La résiliation des contrats de cession de droits d’auteur conclus entre un auteur et une société de production ne met pas fin aux contrats d’exploitation antérieurs

Les films intitulés “ Dupont Lajoie “ et “ Un Taxi mauve “ ont été produits par la société Sofracima, à laquelle le réalisateur a cédé ses droits d’auteur en 1974. Par contrat du 19 mars 1987, la société Sofracima a cédé les droits d’exploitation télévisuelle, en France et dans divers autres pays, à la société Canal 01, laquelle les a transférés à la société CED aux droits de laquelle vient la société MK2. Reprochant à la société Sofracima d’avoir manqué à ses obligations de reddition des comptes et de versement de la rémunération proportionnelle, le réalisateur a assigné cette société en résiliation des contrats conclus en 1974 et en réparation de son préjudice.

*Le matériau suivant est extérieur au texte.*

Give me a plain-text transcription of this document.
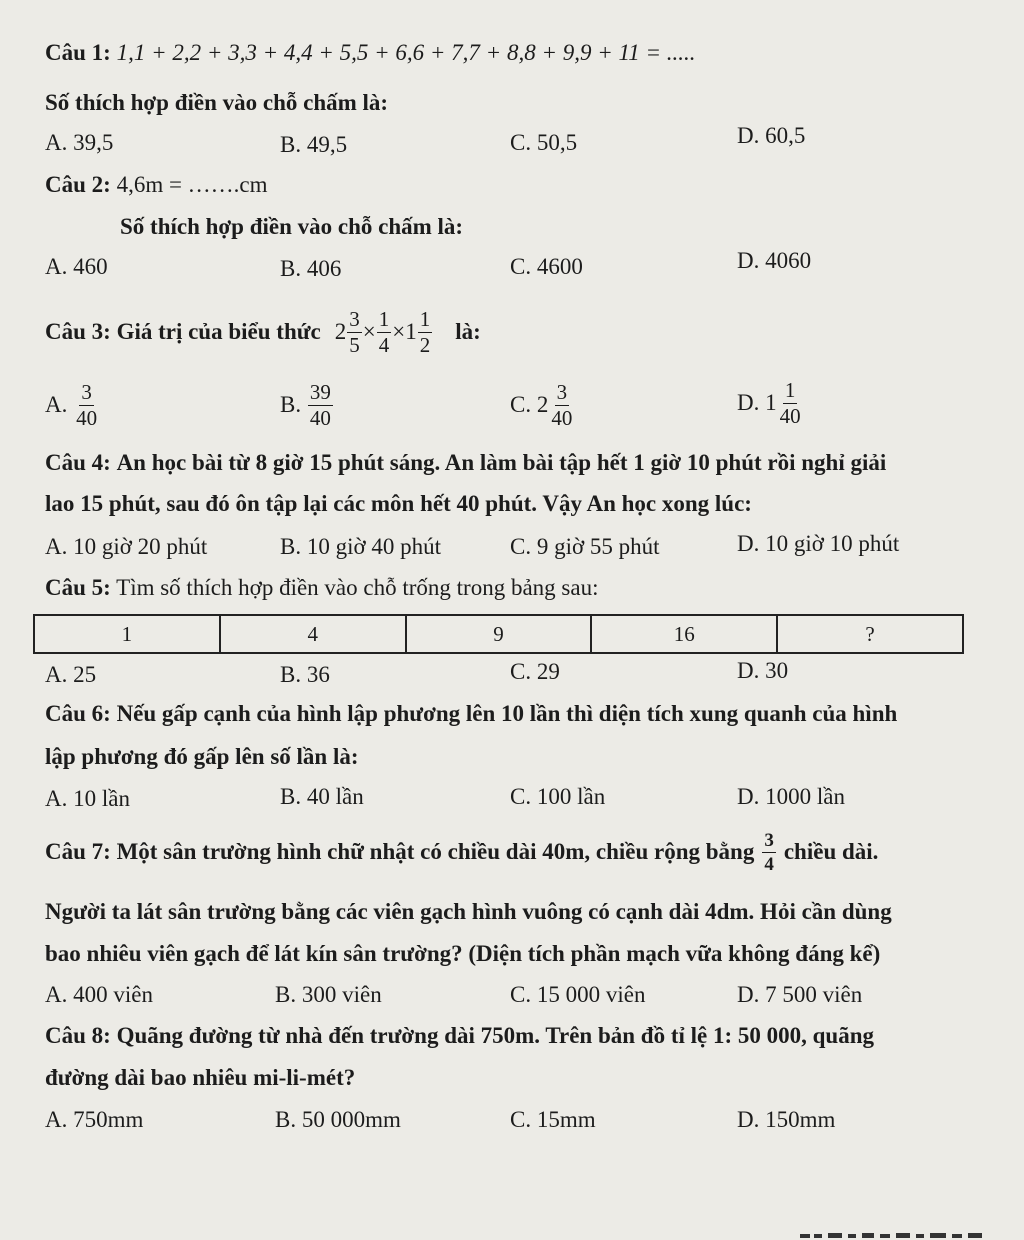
Câu 1: 1,1 + 2,2 + 3,3 + 4,4 + 5,5 + 6,6 + 7,7 + 8,8 + 9,9 + 11 = .....
Số thích hợp điền vào chỗ chấm là:
A. 39,5	B. 49,5	C. 50,5	D. 60,5
Câu 2: 4,6m = …….cm
Số thích hợp điền vào chỗ chấm là:
A. 460	B. 406	C. 4600	D. 4060
Câu 3:
Giá trị của biểu thức $2 \frac{3}{5} \times \frac{1}{4} \times 1 \frac{1}{2}$ là:
A.
$\frac{3}{40}$	B.
$\frac{39}{40}$	C.
$2 \frac{3}{40}$	D.
$1 \frac{1}{40}$
Câu 4: An học bài từ 8 giờ 15 phút sáng. An làm bài tập hết 1 giờ 10 phút rồi nghỉ giải
lao 15 phút, sau đó ôn tập lại các môn hết 40 phút. Vậy An học xong lúc:
A. 10 giờ 20 phút	B. 10 giờ 40 phút	C. 9 giờ 55 phút	D. 10 giờ 10 phút
Câu 5: Tìm số thích hợp điền vào chỗ trống trong bảng sau:
1	4	9	16	?
A. 25	B. 36	C. 29	D. 30
Câu 6: Nếu gấp cạnh của hình lập phương lên 10 lần thì diện tích xung quanh của hình
lập phương đó gấp lên số lần là:
A. 10 lần	B. 40 lần	C. 100 lần	D. 1000 lần
Câu 7:
Một sân trường hình chữ nhật có chiều dài 40m, chiều rộng bằng $\frac{3}{4}$ chiều dài.
Người ta lát sân trường bằng các viên gạch hình vuông có cạnh dài 4dm. Hỏi cần dùng
bao nhiêu viên gạch để lát kín sân trường? (Diện tích phần mạch vữa không đáng kể)
A. 400 viên	B. 300 viên	C. 15 000 viên	D. 7 500 viên
Câu 8: Quãng đường từ nhà đến trường dài 750m. Trên bản đồ tỉ lệ 1: 50 000, quãng
đường dài bao nhiêu mi-li-mét?
A. 750mm	B. 50 000mm	C. 15mm	D. 150mm
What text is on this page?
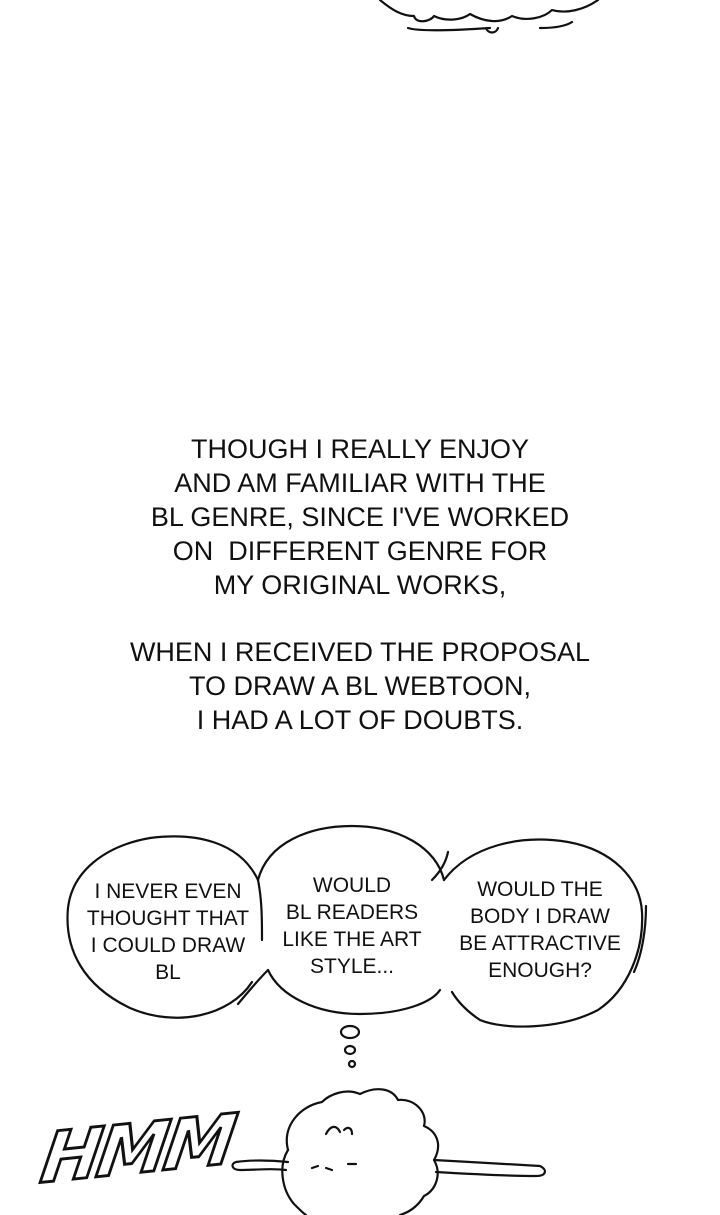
THOUGH I REALLY ENJOY
AND AM FAMILIAR WITH THE
BL GENRE, SINCE I'VE WORKED
ON  DIFFERENT GENRE FOR
MY ORIGINAL WORKS,
WHEN I RECEIVED THE PROPOSAL
TO DRAW A BL WEBTOON,
I HAD A LOT OF DOUBTS.
I NEVER EVEN
THOUGHT THAT
I COULD DRAW
BL
WOULD
BL READERS
LIKE THE ART
STYLE...
WOULD THE
BODY I DRAW
BE ATTRACTIVE
ENOUGH?
HMM
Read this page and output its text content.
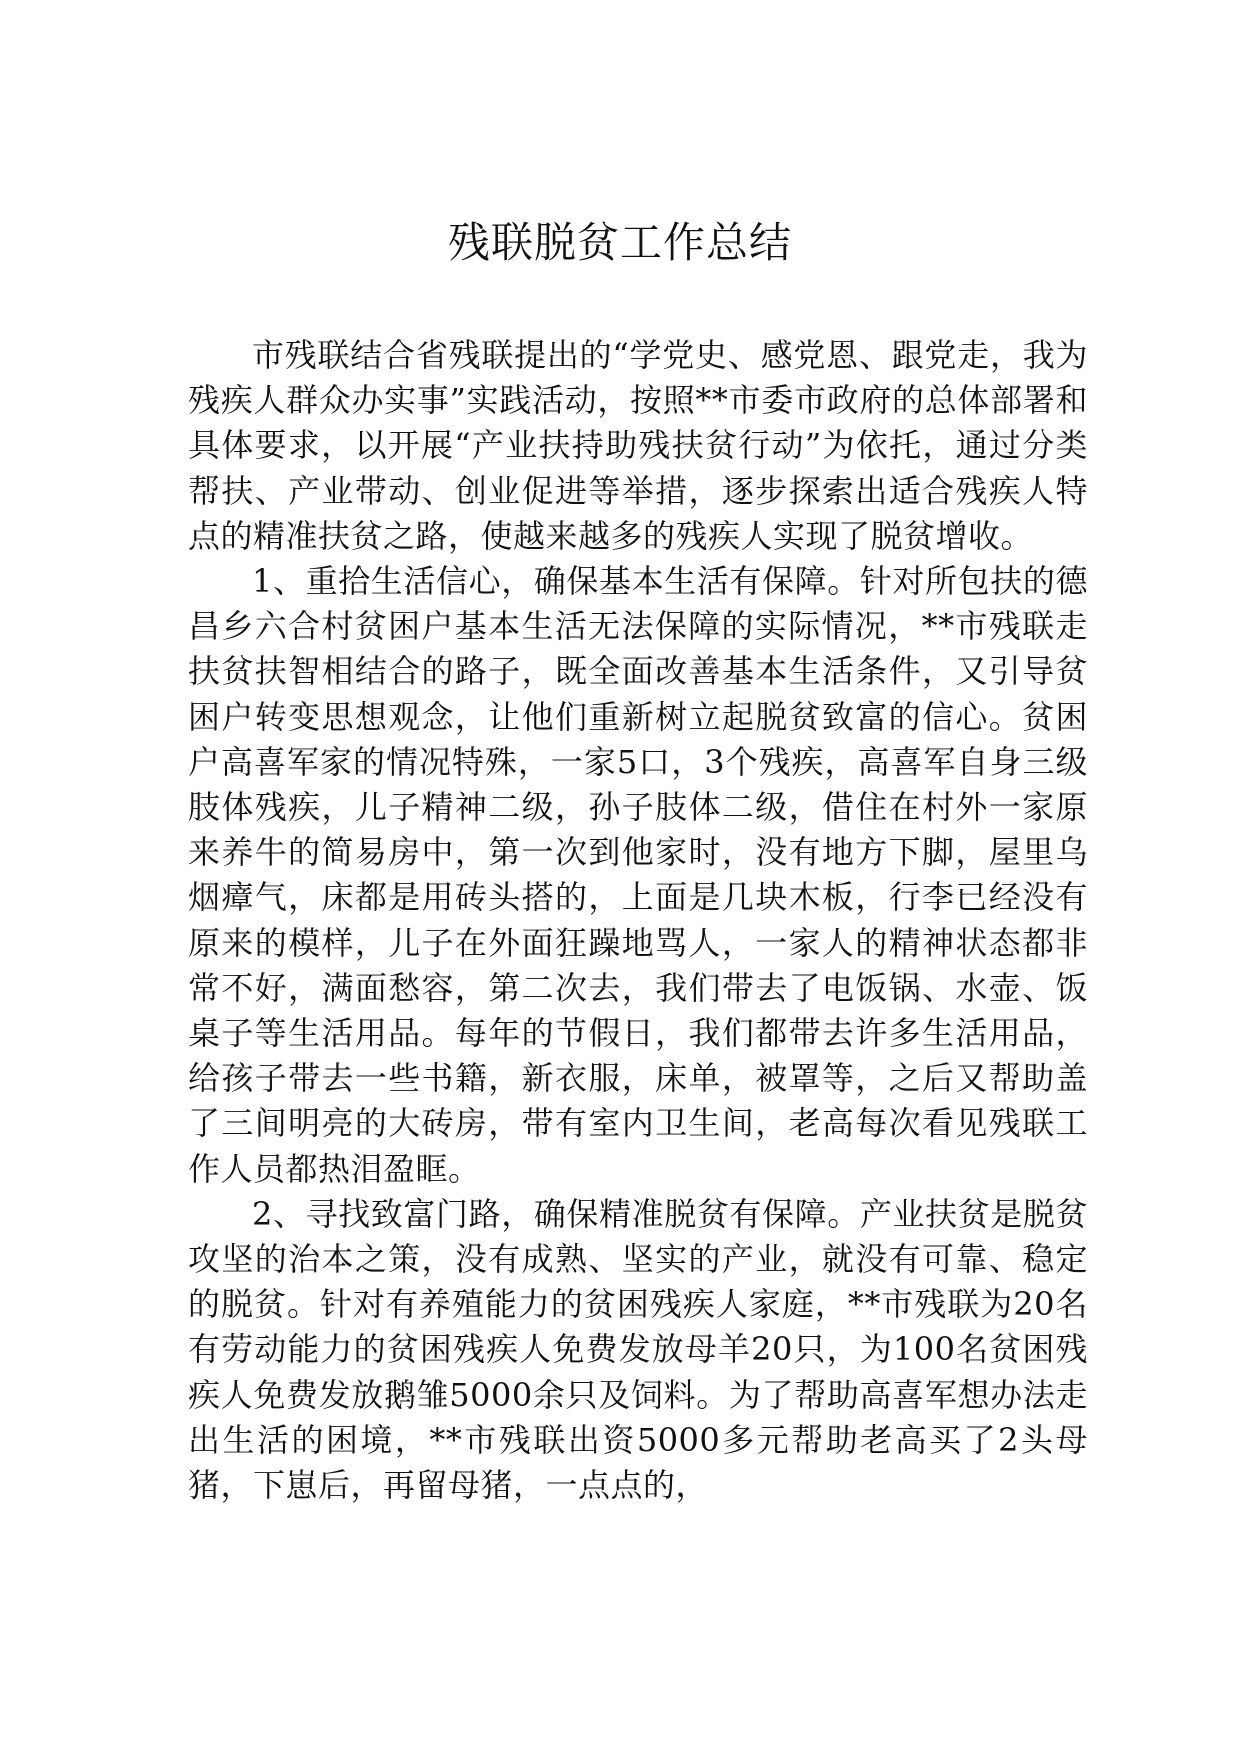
残联脱贫工作总结

市残联结合省残联提出的“学党史、感党恩、跟党走，我为残疾人群众办实事”实践活动，按照**市委市政府的总体部署和具体要求，以开展“产业扶持助残扶贫行动”为依托，通过分类帮扶、产业带动、创业促进等举措，逐步探索出适合残疾人特点的精准扶贫之路，使越来越多的残疾人实现了脱贫增收。

1、重拾生活信心，确保基本生活有保障。针对所包扶的德昌乡六合村贫困户基本生活无法保障的实际情况，**市残联走扶贫扶智相结合的路子，既全面改善基本生活条件，又引导贫困户转变思想观念，让他们重新树立起脱贫致富的信心。贫困户高喜军家的情况特殊，一家5口，3个残疾，高喜军自身三级肢体残疾，儿子精神二级，孙子肢体二级，借住在村外一家原来养牛的简易房中，第一次到他家时，没有地方下脚，屋里乌烟瘴气，床都是用砖头搭的，上面是几块木板，行李已经没有原来的模样，儿子在外面狂躁地骂人，一家人的精神状态都非常不好，满面愁容，第二次去，我们带去了电饭锅、水壶、饭桌子等生活用品。每年的节假日，我们都带去许多生活用品，给孩子带去一些书籍，新衣服，床单，被罩等，之后又帮助盖了三间明亮的大砖房，带有室内卫生间，老高每次看见残联工作人员都热泪盈眶。

2、寻找致富门路，确保精准脱贫有保障。产业扶贫是脱贫攻坚的治本之策，没有成熟、坚实的产业，就没有可靠、稳定的脱贫。针对有养殖能力的贫困残疾人家庭，**市残联为20名有劳动能力的贫困残疾人免费发放母羊20只，为100名贫困残疾人免费发放鹅雏5000余只及饲料。为了帮助高喜军想办法走出生活的困境，**市残联出资5000多元帮助老高买了2头母猪，下崽后，再留母猪，一点点的，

La Cour d’Appel de Paris, par arrêt en date du 18 novembre 2011, a condamné la société MK2 en réparation d’actes de contrefaçon. Selon la Cour d’Appel, malgré la résiliation des contrats de cession de droits d’auteur conclus entre le réalisateur et la société Sofracima, la société MK2 a poursuivi l’exploitation des films postérieurement à la résiliation des dits contrats.

La Cour de Cassation (Première Chambre Civile, 29 mai 2013, pourvoi n°12-14041) a cassé l’arrêt de la Cour d’Appel de Paris. Au visa des articles 1184 du code civil et L. 131-3 et L. 132-24 du code de la propriété intellectuelle, la Cour de Cassation retient que la résiliation des contrats de cession de droits d’auteur n’avait pas pour effet d’anéantir les contrats d’exploitation conclus antérieurement. La société MK2 était en droit d’exploiter ces droits et n’étaient donc pas condamnable au titre de contrefaçon.